This is a great age to start figuring out who your child is. We're strong supporters of parents who make the effort to identify their children's passions (or at least strong likes); if we had our way, every child would have a lifelong interest in some branch of the arts or some kind of athletic endeavor. But we're willing to bet that most people tend to channel their kids into the same spectrum of grade-school activities: piano, swimming, ice-skating, ballet, some martial-arts variant and chess. And that may be fine and sufficient, but just in case you want to expose your child to a few more (or different) interests, here are a some completely age-appropriate places to look:
Museum art classes
Many parents don't even think of looking at art institutions for classes in drawing, painting and mixed media, but those that are offered are usually well conceived and executed. (Photo: Hands-on museum exploration with Judith Shupe of Art Smart Adventures. © ArtSmart Adventures)

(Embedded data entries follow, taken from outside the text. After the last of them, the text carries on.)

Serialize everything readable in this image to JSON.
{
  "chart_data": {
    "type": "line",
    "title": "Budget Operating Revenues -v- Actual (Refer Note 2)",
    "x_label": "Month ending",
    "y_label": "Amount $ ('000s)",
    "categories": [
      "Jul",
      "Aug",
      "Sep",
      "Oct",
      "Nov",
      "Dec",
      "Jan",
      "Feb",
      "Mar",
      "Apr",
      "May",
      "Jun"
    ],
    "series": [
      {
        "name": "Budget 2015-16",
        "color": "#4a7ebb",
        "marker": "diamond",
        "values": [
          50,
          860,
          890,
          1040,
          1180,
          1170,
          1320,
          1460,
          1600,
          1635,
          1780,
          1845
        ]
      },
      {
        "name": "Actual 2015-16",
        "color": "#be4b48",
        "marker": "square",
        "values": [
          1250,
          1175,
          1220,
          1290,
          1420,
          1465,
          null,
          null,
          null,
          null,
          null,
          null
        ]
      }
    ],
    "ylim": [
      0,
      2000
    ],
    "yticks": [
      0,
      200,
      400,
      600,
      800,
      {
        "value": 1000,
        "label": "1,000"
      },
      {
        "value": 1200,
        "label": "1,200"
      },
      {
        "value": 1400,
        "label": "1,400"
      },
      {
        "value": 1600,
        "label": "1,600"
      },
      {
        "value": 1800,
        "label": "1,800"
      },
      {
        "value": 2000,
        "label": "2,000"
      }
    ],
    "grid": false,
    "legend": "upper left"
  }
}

Theater and dance company classes
Why not have your child taught by people who pursue their art for a living? Many top companies offer starter classes for this age group that stress fundamentals in a way a storefront class may not. Even if your child is unlikely to be a professional thespian or hoofer, there are benefits to getting kids to focus on voice and movement.
The Adventure Theater in D.C. offers classes for kids as young as six, emphasizing the use of their voices and bodies on stage and benefiting both the shy and overly boisterous.
Choruses and choirs
If your child likes singing, there's no better experience for him than being part of a choir. Boston Children's Chorus, for instance, can be joined in second grade, and its multiracial, multicultural bent makes it a really broadening experience for everyone involved.